Newsletter Posts

Star Wars

April 19, 2024

Here is a link to a video that an Israeli friend of mine sent me last Saturday night, with the comment: “Like Star Wars. It’s scary.”

My friend’s home is a short walk from the cemetery where my wife is buried, which I visited last month.

Of the 350 drones, cruise missiles, and ballistic missiles fired by Iran at Israel last weekend, 99% were intercepted, and the only reported casualty was a young Bedouin girl.

What impressed me about the missile defense systems used by Israel, the U.S., and our regional allies was the ability to intercept ballistic missiles.

  • According to the Pentagon and the Israeli Defense Forces (IDF), 120 ballistic missiles were destroyed in flight, most by exo-atmospheric interception.

Lessons From History 

When I was a young staffer on Capitol Hill, advising senators on national security policy, the Reagan Administration was pursuing its Strategic Defense Initiative (SDI) (which was derisively called “Star Wars” at the time).

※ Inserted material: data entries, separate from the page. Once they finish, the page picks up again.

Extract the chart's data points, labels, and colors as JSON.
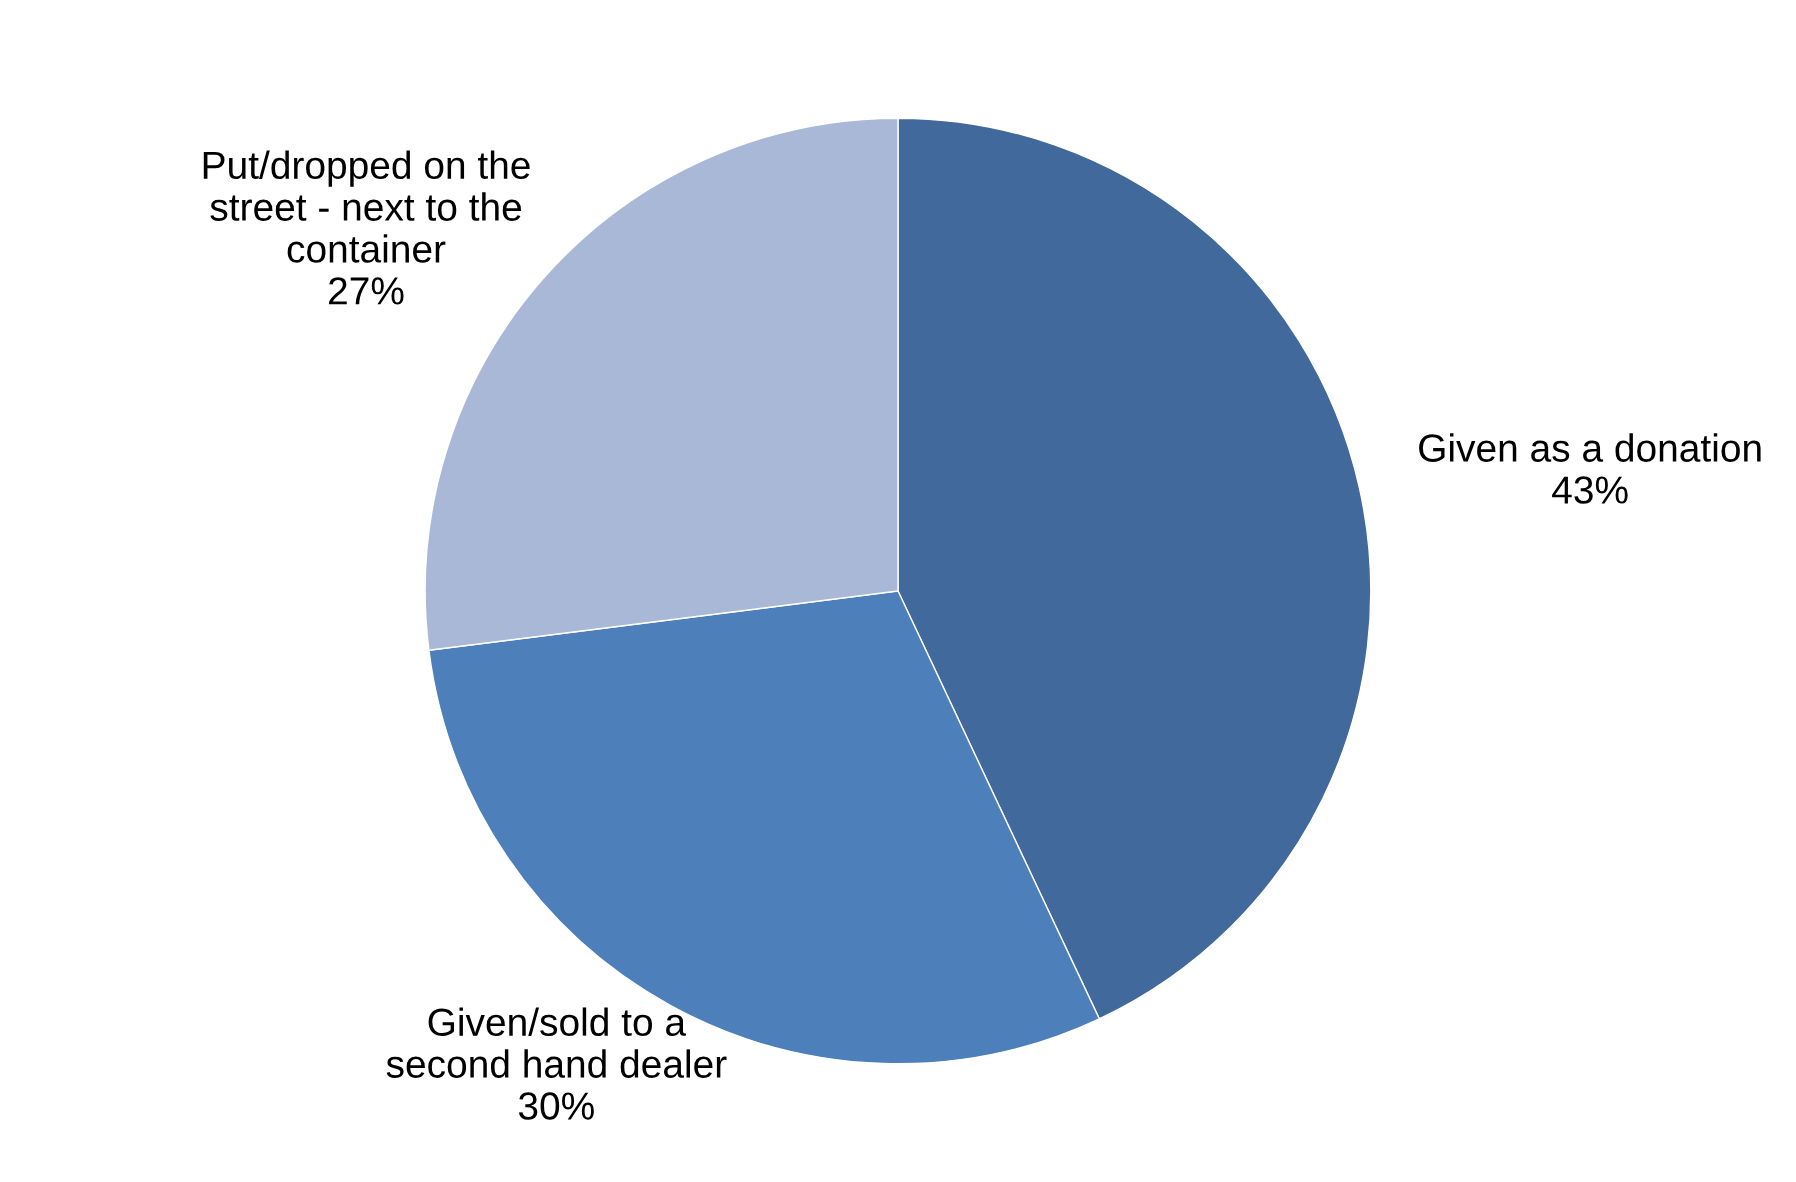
{
  "chart_data": {
    "type": "pie",
    "categories": [
      "Given as a donation",
      "Given/sold to a\nsecond hand dealer",
      "Put/dropped on the\nstreet - next to the\ncontainer"
    ],
    "values": [
      43,
      30,
      27
    ],
    "value_labels": [
      "43%",
      "30%",
      "27%"
    ],
    "colors": [
      "#41699c",
      "#4d7fba",
      "#a9b8d6"
    ]
  }
}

The main criticisms of SDI were:

1.     It would be too expensive.

2.    It would be a near technological impossibility to intercept ballistic missiles in flight, especially in large numbers.

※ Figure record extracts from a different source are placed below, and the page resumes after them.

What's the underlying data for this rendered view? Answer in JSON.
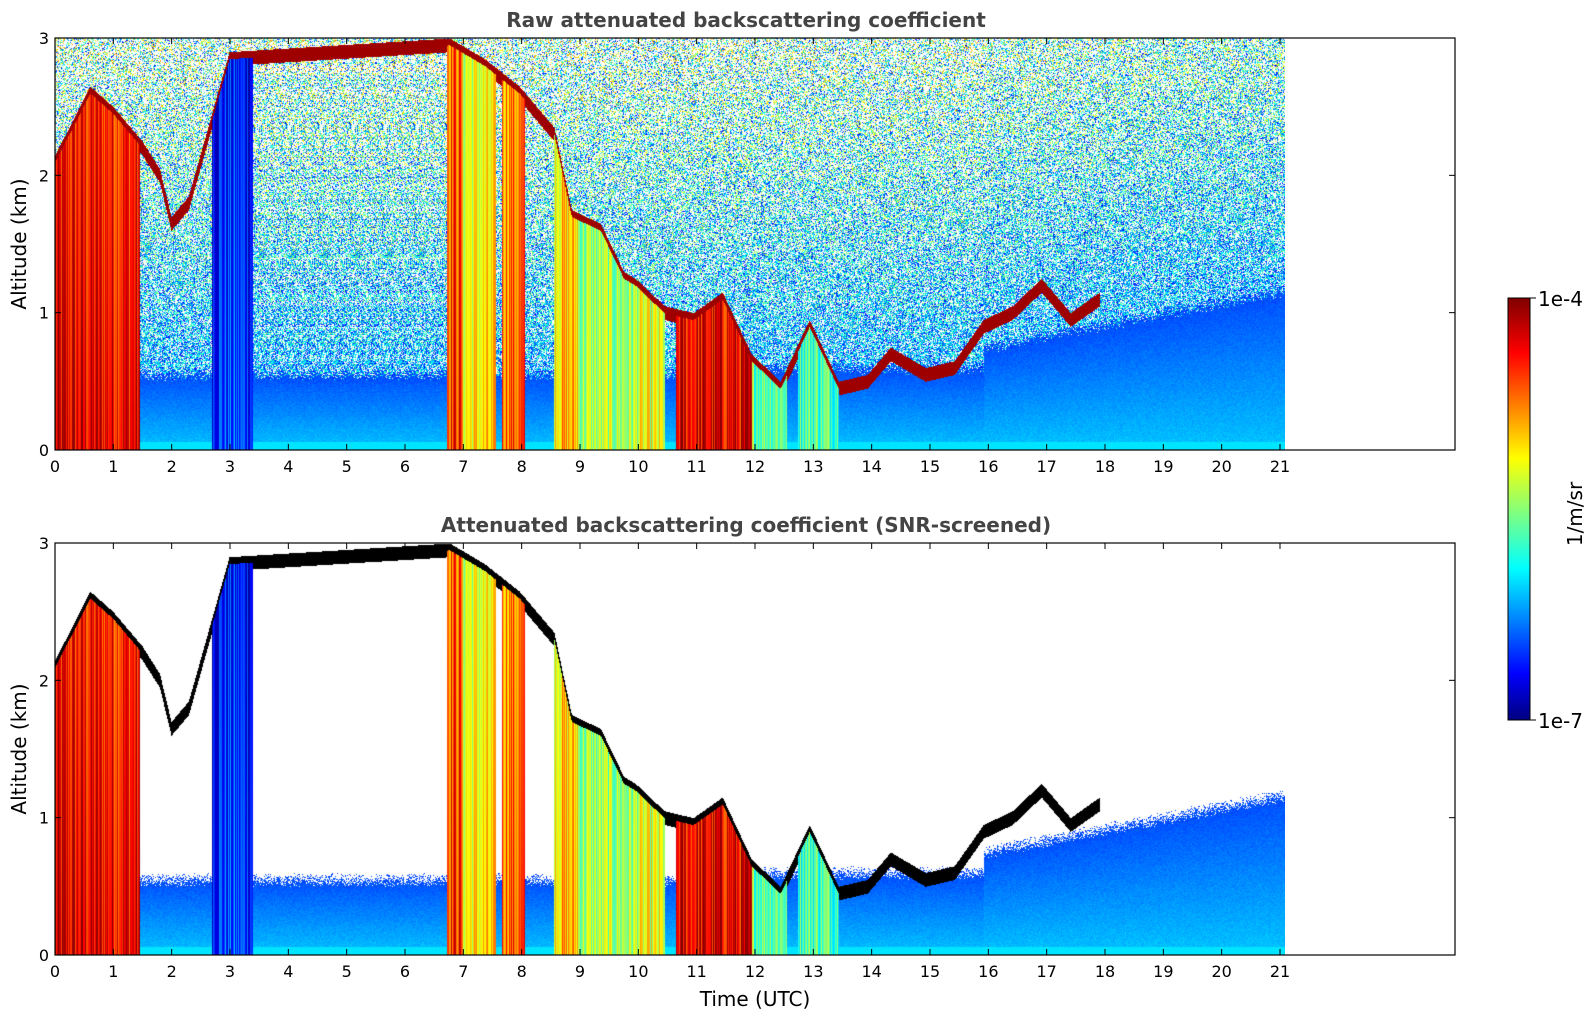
{
  "chart_data": [
    {
      "type": "heatmap",
      "title": "Raw attenuated backscattering coefficient",
      "xlabel": "",
      "ylabel": "Altitude (km)",
      "xlim": [
        0,
        24
      ],
      "ylim": [
        0,
        3
      ],
      "data_extent_x": [
        0,
        21.2
      ],
      "x_ticks": [
        "0",
        "1",
        "2",
        "3",
        "4",
        "5",
        "6",
        "7",
        "8",
        "9",
        "10",
        "11",
        "12",
        "13",
        "14",
        "15",
        "16",
        "17",
        "18",
        "19",
        "20",
        "21"
      ],
      "y_ticks": [
        "0",
        "1",
        "2",
        "3"
      ],
      "screened": false
    },
    {
      "type": "heatmap",
      "title": "Attenuated backscattering coefficient (SNR-screened)",
      "xlabel": "Time (UTC)",
      "ylabel": "Altitude (km)",
      "xlim": [
        0,
        24
      ],
      "ylim": [
        0,
        3
      ],
      "data_extent_x": [
        0,
        21.2
      ],
      "x_ticks": [
        "0",
        "1",
        "2",
        "3",
        "4",
        "5",
        "6",
        "7",
        "8",
        "9",
        "10",
        "11",
        "12",
        "13",
        "14",
        "15",
        "16",
        "17",
        "18",
        "19",
        "20",
        "21"
      ],
      "y_ticks": [
        "0",
        "1",
        "2",
        "3"
      ],
      "screened": true
    }
  ],
  "colorbar": {
    "label": "1/m/sr",
    "max_label": "1e-4",
    "min_label": "1e-7",
    "scale": "log",
    "colormap": "jet"
  },
  "features": {
    "cloud_layer_profile": [
      [
        0,
        2.1
      ],
      [
        0.6,
        2.6
      ],
      [
        1.0,
        2.45
      ],
      [
        1.5,
        2.2
      ],
      [
        1.8,
        2.0
      ],
      [
        2.0,
        1.65
      ],
      [
        2.3,
        1.8
      ],
      [
        3.0,
        2.85
      ],
      [
        6.8,
        2.95
      ],
      [
        7.4,
        2.8
      ],
      [
        8.0,
        2.6
      ],
      [
        8.6,
        2.3
      ],
      [
        8.9,
        1.7
      ],
      [
        9.4,
        1.6
      ],
      [
        9.8,
        1.25
      ],
      [
        10.0,
        1.2
      ],
      [
        10.5,
        1.0
      ],
      [
        11.0,
        0.95
      ],
      [
        11.5,
        1.1
      ],
      [
        12.0,
        0.65
      ],
      [
        12.5,
        0.45
      ],
      [
        13.0,
        0.9
      ],
      [
        13.5,
        0.45
      ],
      [
        14.0,
        0.5
      ],
      [
        14.4,
        0.7
      ],
      [
        15.0,
        0.55
      ],
      [
        15.5,
        0.6
      ],
      [
        16.0,
        0.9
      ],
      [
        16.5,
        1.0
      ],
      [
        17.0,
        1.2
      ],
      [
        17.5,
        0.95
      ],
      [
        18.0,
        1.1
      ]
    ],
    "dense_columns": [
      [
        0.0,
        1.45,
        0.85
      ],
      [
        2.7,
        3.4,
        0.15
      ],
      [
        6.75,
        7.0,
        0.8
      ],
      [
        7.0,
        7.6,
        0.6
      ],
      [
        7.7,
        8.1,
        0.75
      ],
      [
        8.6,
        9.0,
        0.65
      ],
      [
        9.0,
        10.0,
        0.5
      ],
      [
        10.0,
        10.5,
        0.55
      ],
      [
        10.7,
        12.0,
        0.85
      ],
      [
        12.0,
        12.6,
        0.45
      ],
      [
        12.8,
        13.5,
        0.42
      ]
    ],
    "clear_sky_fraction_above": 0.9
  }
}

3.    A missile defense system would destabilize the nuclear deterrence regime of Mutually Assured Destruction.

Opposition to the development of ballistic missile defense systems came from almost every quarter – scientists, politicians, think tanks, academics. The opposition was vocal and sustained. The initial research and development required billions in funding from Congress.

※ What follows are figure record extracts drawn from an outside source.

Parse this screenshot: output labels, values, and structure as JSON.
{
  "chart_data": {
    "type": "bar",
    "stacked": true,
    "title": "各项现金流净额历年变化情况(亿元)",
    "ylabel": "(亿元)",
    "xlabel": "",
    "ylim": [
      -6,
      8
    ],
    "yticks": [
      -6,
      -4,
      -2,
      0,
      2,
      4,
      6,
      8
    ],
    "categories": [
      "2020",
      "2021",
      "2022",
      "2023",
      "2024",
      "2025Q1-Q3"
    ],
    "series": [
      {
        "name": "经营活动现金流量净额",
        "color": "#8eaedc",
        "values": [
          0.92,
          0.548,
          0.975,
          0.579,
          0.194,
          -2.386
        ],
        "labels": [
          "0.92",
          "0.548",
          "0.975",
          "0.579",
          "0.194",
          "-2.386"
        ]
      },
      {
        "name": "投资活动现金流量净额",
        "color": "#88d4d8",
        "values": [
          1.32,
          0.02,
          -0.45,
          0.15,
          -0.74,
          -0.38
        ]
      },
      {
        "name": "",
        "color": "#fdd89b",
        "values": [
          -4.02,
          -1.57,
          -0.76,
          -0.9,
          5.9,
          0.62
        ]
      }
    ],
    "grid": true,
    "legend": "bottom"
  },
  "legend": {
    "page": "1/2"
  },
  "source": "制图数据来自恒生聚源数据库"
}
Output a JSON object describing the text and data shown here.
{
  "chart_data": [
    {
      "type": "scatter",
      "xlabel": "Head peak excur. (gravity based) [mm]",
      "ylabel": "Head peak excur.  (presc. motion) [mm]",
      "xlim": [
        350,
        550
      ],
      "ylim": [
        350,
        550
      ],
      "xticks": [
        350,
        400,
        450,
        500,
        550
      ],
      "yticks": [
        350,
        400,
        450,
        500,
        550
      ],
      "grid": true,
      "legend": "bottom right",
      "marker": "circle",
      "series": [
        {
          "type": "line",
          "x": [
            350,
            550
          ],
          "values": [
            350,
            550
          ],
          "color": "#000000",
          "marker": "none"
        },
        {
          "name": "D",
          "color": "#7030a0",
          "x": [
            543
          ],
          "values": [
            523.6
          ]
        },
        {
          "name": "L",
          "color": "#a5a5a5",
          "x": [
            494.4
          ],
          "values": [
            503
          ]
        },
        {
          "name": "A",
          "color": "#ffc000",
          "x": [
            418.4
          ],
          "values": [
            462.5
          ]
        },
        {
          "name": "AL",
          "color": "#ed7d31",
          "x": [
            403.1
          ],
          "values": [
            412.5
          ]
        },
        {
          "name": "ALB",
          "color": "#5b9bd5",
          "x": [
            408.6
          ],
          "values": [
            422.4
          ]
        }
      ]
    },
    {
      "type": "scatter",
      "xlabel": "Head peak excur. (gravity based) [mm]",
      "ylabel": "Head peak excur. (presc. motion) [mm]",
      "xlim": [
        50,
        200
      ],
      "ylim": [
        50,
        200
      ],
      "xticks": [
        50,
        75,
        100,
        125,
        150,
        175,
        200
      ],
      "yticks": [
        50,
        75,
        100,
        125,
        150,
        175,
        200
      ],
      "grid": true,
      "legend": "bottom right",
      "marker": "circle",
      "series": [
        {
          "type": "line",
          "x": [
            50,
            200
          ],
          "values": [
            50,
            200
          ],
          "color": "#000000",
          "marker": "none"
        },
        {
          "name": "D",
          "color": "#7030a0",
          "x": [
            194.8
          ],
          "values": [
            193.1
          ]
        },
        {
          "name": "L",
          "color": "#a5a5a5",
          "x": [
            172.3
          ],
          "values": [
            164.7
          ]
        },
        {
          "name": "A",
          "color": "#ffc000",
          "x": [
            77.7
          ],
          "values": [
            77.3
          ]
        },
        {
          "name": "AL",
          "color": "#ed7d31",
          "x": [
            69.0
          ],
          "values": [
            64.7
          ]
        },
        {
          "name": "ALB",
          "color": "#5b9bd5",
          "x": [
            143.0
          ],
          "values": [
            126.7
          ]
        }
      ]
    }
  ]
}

While I worked on Capitol Hill, I was able to attend briefings at the Pentagon and the intelligence agencies.

I recall vividly a meeting I had with Edward Teller, the father of the hydrogen bomb. (If you watched “Oppenheimer,” Teller was the one pressing the other scientists to develop a hydrogen bomb. He also was opposed to Oppenheimer keeping his security clearance.) By the 1980s, Teller had become a strong proponent of a ballistic missile defense system. He believed in the science of it.

Why it matters:

  • Obviously, President Reagan’s goal of making nuclear weapons obsolete has not come to pass.
  • The drones, cruise missiles, and ballistic missiles fired by Iran were not carrying nuclear warheads, a capability Iran has been pursuing for years.
  • Israel also possesses nuclear weapons, but that doesn’t stop its neighbors from raining down missiles upon Israel.

The bottom line:

The missile defense system has not only succeeded in its purpose, it’s also now vital to Israel’s security.

The Big Picture 

Strands of fiber being lit up by a purple glow.

Iran’s attack last weekend could have been devastating in lives lost.

In addition to taking lives, the missiles could have damaged the Old City of Jerusalem. Among the places in the path of missiles were:

  • The Church of the Holy Sepulchre (where Jesus died, was buried, and rose)
  • The Al Aqsa Mosque (from where the Prophet Muhammad descended to Heaven)
  • The Temple Mount, which includes the Foundation Stone (the place where Abrahamic religions believe the world was created)

Earlier this week, House Minority Leader Hakeem Jeffries wrote his colleagues to urge them to support a national security funding package to assist Israel, Ukraine, and Taiwan, stating:

“It is imperative that Hamas, a brutal terrorist organization funded by Iran, be decisively defeated… The world is an increasingly dangerous place and we must continue to stand with our democratic allies in Ukraine and across the globe… Putin’s Russia, aided by Iranian weapons systems, has made deeply troubling gains in recent weeks…”

The Speaker of the House, Mike Johnson, announced that he will put these national security funding measures up for a vote this weekend.

  • In doing so, he knows his tenure as Speaker is being threatened by several Congressional members in his party.
  • While there are Democrats who oppose aid to Israel, and Republicans who oppose aid to Ukraine, majorities of both parties support the national security funding package.

But the House has grown dysfunctional.

I have not advised anyone on national security for decades. Those of us who worked in that field decades ago got several of the big questions right. We understood that U.S. actions in Eastern Europe, the Middle East, Asia, the Americas, and Africa were all of a piece.

The same is true today. The conflicts in Ukraine and Israel are of a piece.

  • Iran funds terrorist organizations in the Middle East, including Hamas, Hezbollah, and the Houthis. Iran has been attacking the U.S. and Israel by these proxies.
  • Iran has also been supplying missiles to Russia, which it has been using to attack Ukrainian cities for the past two years. Ukraine does not have Israel’s missile defense system, nor U.S. military support. And it is running out of anti-aircraft artillery.

The final word:

Our missile defense systems demonstrated last weekend that technological prowess continues to be unmatched. Our will, however, is openly questioned by our adversaries.

I pray for our country that Mike Johnson and Hakeem Jeffries recognize this weekend, and in the weeks to come, that they have more in common as America’s leaders than the differences they may have as leaders of their respective parties.